WordPress itself has gone from a blogging platform to a web site platform to an ecosystem, really. Themes are no longer site designs, so much as site design software; multiple sites with the same theme can all look quite different just as a result of settings available with the theme, even without getting into child themes or custom css.

When I started using WordPress, I think I probably downloaded a .zip package from and placed the files on my web host using FTP. Now, installing WordPress is a built-in feature of even ho-hum web hosts, while a number provide specifically WordPress-optimized hosting service.

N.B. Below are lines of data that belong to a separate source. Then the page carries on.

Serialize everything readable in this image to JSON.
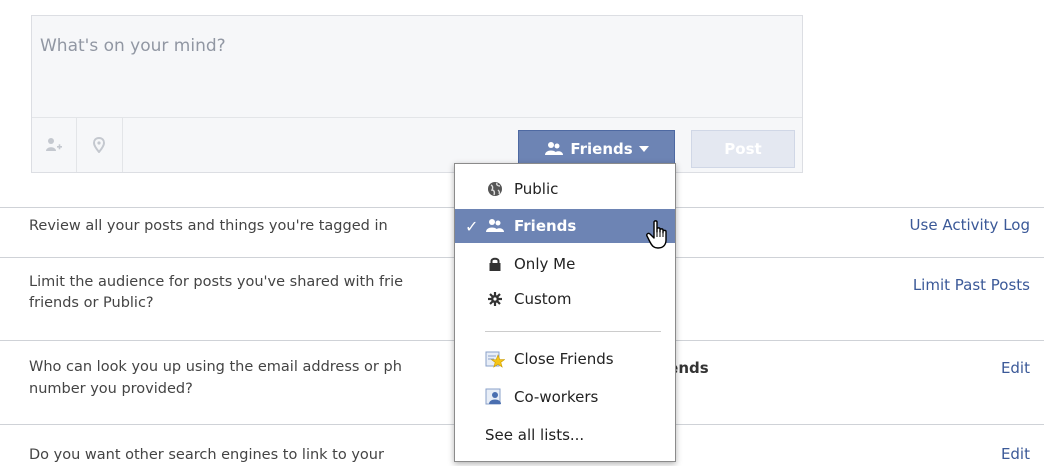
{
  "composer": {
    "placeholder": "What's on your mind?",
    "audience_label": "Friends",
    "post_label": "Post",
    "icons": [
      "tag-friend-icon",
      "location-pin-icon"
    ]
  },
  "rows": [
    {
      "text": "Review all your posts and things you're tagged in",
      "action": "Use Activity Log"
    },
    {
      "text_line1": "Limit the audience for posts you've shared with frie",
      "text_line2": "friends or Public?",
      "action": "Limit Past Posts"
    },
    {
      "text_line1": "Who can look you up using the email address or ph",
      "text_line2": "number you provided?",
      "value": "iends",
      "action": "Edit"
    },
    {
      "text": "Do you want other search engines to link to your",
      "action": "Edit"
    }
  ],
  "menu": {
    "items": [
      {
        "label": "Public",
        "icon": "globe-icon"
      },
      {
        "label": "Friends",
        "icon": "friends-icon",
        "selected": true
      },
      {
        "label": "Only Me",
        "icon": "lock-icon"
      },
      {
        "label": "Custom",
        "icon": "gear-icon"
      },
      {
        "label": "Close Friends",
        "icon": "star-list-icon"
      },
      {
        "label": "Co-workers",
        "icon": "coworkers-icon"
      }
    ],
    "see_all": "See all lists..."
  },
  "colors": {
    "accent": "#6d84b4",
    "link": "#3b5998"
  }
}
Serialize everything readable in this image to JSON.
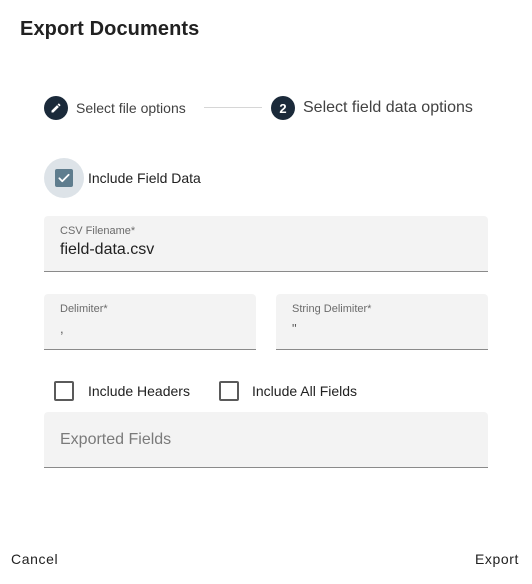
{
  "dialog": {
    "title": "Export Documents"
  },
  "stepper": {
    "steps": [
      {
        "label": "Select file options",
        "icon": "pencil-icon",
        "state": "completed"
      },
      {
        "number": "2",
        "label": "Select field data options",
        "state": "active"
      }
    ],
    "step_color": "#1b2a3a"
  },
  "form": {
    "include_field_data": {
      "label": "Include Field Data",
      "checked": true
    },
    "csv_filename": {
      "label": "CSV Filename*",
      "value": "field-data.csv"
    },
    "delimiter": {
      "label": "Delimiter*",
      "value": ","
    },
    "string_delimiter": {
      "label": "String Delimiter*",
      "value": "\""
    },
    "include_headers": {
      "label": "Include Headers",
      "checked": false
    },
    "include_all_fields": {
      "label": "Include All Fields",
      "checked": false
    },
    "exported_fields": {
      "placeholder": "Exported Fields",
      "value": ""
    }
  },
  "actions": {
    "cancel_label": "Cancel",
    "export_label": "Export"
  },
  "colors": {
    "checkbox_checked": "#5f7d8e",
    "field_background": "#f3f3f3"
  }
}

I have taken over administration of one client’s very complex WordPress site, and rehoused it at Dreamhost which may be the premier WordPress host.

Lately I’m working on improving performance of multiple sites which I have at a more ordinary host, and an amazing number of options exist just within the free category. Which is nice, but it’s fascinating that we have reached this point. WordPress has gotten big enough, in multiple ways, that its default performance can be kind of shit, but all kinds of patches for this exist. Being 43 years old, myself, and reliant on an assortment of interventions to sustain my own function and keep pains and creaking in check, this pattern of maturing feels familiar. “Systems are living forms… They, too, are born and die.”

Anywho, considering that a meaningful fraction of my income is now earned working with this platform, it has been quite a journey from blogging software still on version 2.